The Future: We Either Love It Or Hate It
We don’t know what the future will bring. It is a known unknown that has captivated humanity for centuries. Futurologists, scientists, writers, directors, musicians and many others have all tried their hand at showing us their dreams, visions and hopes of the future.
When we analyze such concepts and visions of the future it is interesting to see how so many either paint a utopian or a dystopian future. This is in stark contrast with how we generally think of the present and the past, where our stories, descriptions and adaptions are much more diverse and nuanced.
Of course we have a lot more inspiration and experience to draw on present and past experiences which helps is create a balanced view, image or story of the past 50 to 100 years. It is easy to be influenced by things we experience. When it comes to the past we can reflect. When it comes to the present we can observe. But when it comes to the future, all we can do is guess. And since society is such a complex and dynamic concept it is very hard to see where we will be in 100 years from now and how lives, cultures and economies will be affected.
When it comes to technology for example we can somewhat estimate where we will be in terms of processing power, interfaces and technological advancements. We can extrapolate certain aspects. And we can probably safely say that there will be robots in the future. But often we are unable to really delve into how these advancements in technology will shape our every day lives. And this very uncertainty is perhaps where we often either start looking towards the future as a great place where we all live happily ever after in total unison or one where we live in a world where are far worse off then we are today.
The thing about the future is that it represents change. And many people don’t like change. The status quo is seen as the “best” situation and as a result changes are seen as threats. This naturally skews how we perceive alternative possibilities. With that in mind it is not hard to see where the dystopian visions of the future are coming from: the end of the world, massive famine, virus outbreaks, wars, human extinction at the hand of robots, massive unemployment, totalitarian regimes, etc. It will only get worse.

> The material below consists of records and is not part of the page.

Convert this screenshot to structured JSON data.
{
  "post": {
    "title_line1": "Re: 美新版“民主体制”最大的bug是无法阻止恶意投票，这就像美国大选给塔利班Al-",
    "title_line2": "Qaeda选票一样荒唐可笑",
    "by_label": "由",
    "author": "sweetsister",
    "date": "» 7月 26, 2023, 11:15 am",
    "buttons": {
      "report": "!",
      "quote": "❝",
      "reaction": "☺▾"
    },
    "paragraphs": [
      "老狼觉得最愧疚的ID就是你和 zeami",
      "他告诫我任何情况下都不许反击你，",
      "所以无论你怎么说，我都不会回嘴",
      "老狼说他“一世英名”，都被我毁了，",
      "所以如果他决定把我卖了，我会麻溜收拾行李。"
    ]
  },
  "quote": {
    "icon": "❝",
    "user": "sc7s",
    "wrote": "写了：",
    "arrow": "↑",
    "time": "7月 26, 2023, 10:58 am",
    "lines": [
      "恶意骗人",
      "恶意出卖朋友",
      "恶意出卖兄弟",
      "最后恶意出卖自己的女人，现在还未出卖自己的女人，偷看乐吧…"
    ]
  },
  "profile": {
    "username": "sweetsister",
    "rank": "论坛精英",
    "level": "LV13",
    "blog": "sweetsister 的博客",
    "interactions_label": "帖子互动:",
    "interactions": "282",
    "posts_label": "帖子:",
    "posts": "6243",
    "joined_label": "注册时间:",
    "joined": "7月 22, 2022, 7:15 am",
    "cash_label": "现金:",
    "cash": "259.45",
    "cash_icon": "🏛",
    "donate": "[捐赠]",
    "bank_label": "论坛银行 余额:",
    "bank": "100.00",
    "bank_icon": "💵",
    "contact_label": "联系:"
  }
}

Then there are people who see change as a positive development. They see opportunities in the unknown and look forward to change. They mostly do so in a romantic way, where disease has been ruled out, we all live in harmony, are able to replicate food (advanced 3D printing), live on other planets, etc. It is tempting to label the dystopian future crowd as pessimists and those who see a utopian future as optimists. Things will only get better.

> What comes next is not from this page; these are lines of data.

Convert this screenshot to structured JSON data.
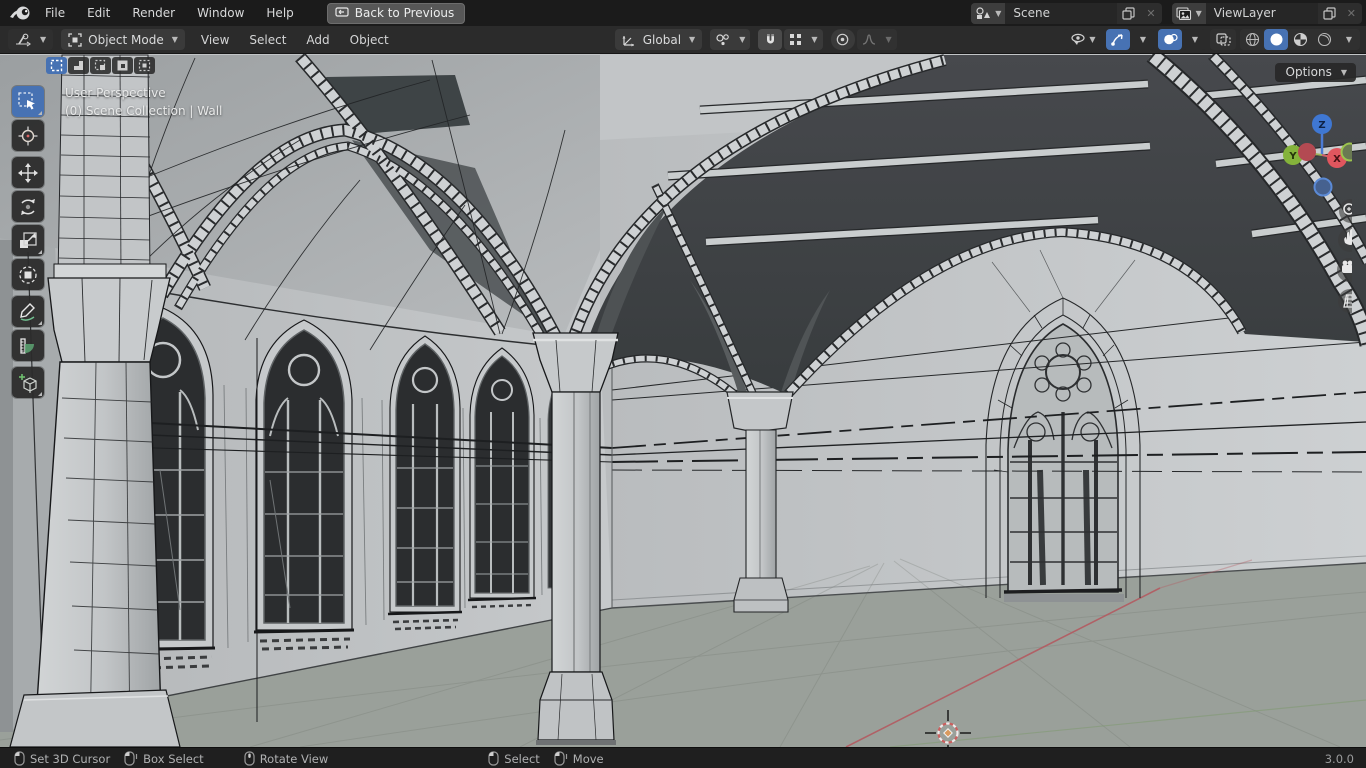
{
  "topbar": {
    "menus": [
      "File",
      "Edit",
      "Render",
      "Window",
      "Help"
    ],
    "back_label": "Back to Previous",
    "scene": {
      "label": "Scene"
    },
    "viewlayer": {
      "label": "ViewLayer"
    }
  },
  "header": {
    "mode_label": "Object Mode",
    "menus": [
      "View",
      "Select",
      "Add",
      "Object"
    ],
    "orientation_label": "Global"
  },
  "viewport": {
    "options_label": "Options",
    "view_label": "User Perspective",
    "collection_label": "(0) Scene Collection | Wall",
    "gizmo": {
      "x": "X",
      "y": "Y",
      "z": "Z"
    }
  },
  "toolbar": {
    "tools": [
      "box-select",
      "cursor",
      "move",
      "rotate",
      "scale",
      "transform",
      "annotate",
      "measure",
      "add-cube"
    ]
  },
  "statusbar": {
    "hints": [
      "Set 3D Cursor",
      "Box Select",
      "Rotate View",
      "Select",
      "Move"
    ],
    "version": "3.0.0"
  },
  "colors": {
    "accent_blue": "#4772b3",
    "axis_x_red": "#e0565e",
    "axis_y_green": "#84b33b",
    "axis_z_blue": "#3f77d2",
    "wall_gray": "#c3c6c8",
    "vault_dark": "#43464a",
    "floor_green_gray": "#9aa09a",
    "glass_dark": "#2b2d2f"
  }
}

When it comes to predicting the future it is hard to put things in perspective, because we don’t know what will change and thus we miss the context of the future. And because context is always a complex dynamic we are likely to look at the future displaying a very human dose of confirmation bias. Personal bias affects how people view the future. Much research has been done on human decision-making and how we struggle to fairly assess chance and assign value. This affects our forecasting abilities. Focalism for example, whereby a person focuses on a single detail while ignoring other factors, leads to exaggeration. Extrapolating single details can obviously lead to a one-sided view of the future.

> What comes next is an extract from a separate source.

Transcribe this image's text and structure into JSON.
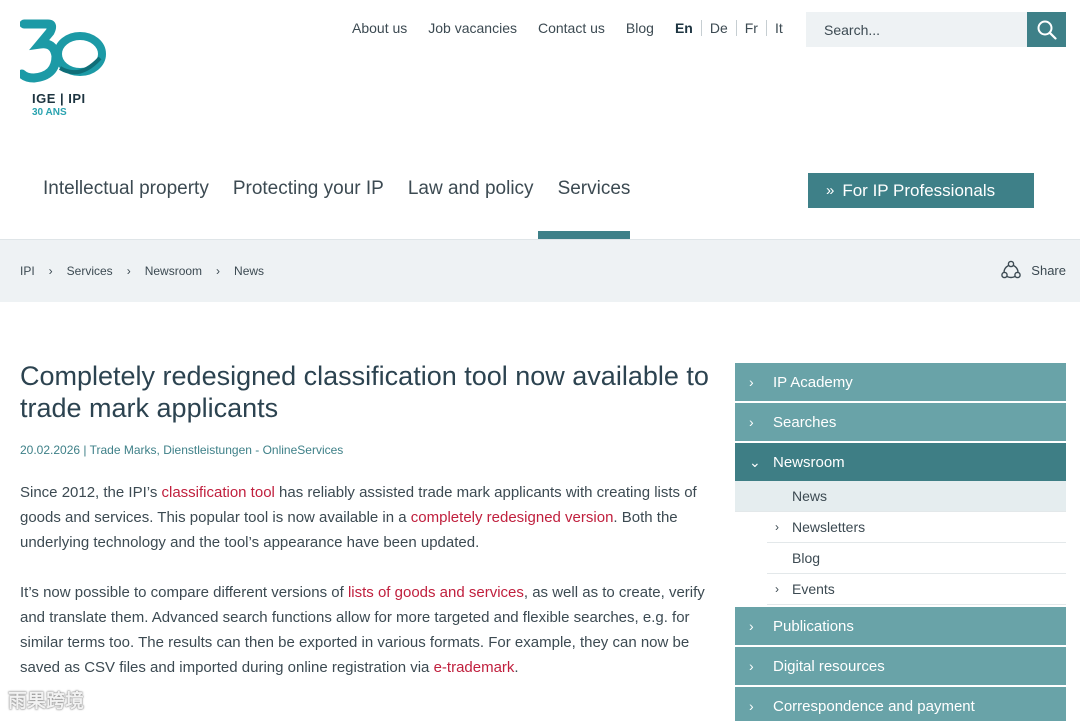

If I am very interested in biology and science I may focus on all the potential it brings and may ignore the dangers as well. This leads to confirmation bias and I may choose to ignore information or developments that clash with my my biased views. Edward Teller, often referred to as the “father of the hydrogen bomb” never intended to invent a weapon, but his work was used to such ends. The same thing can happen to other great inventions and discoveries. I can choose to ignore this fact and exaggerate the virtues of science.
Does all of this mean that trying to predict the future is an exercise in futility? Not exactly. The beauty of the future is that we decide its outcome by acting in the present. We are in a better position to shape our own destiny by actively visualizing what we want from the future and how to get there.
And still , the future, love it or hate it, will most likely not be as we imagined it.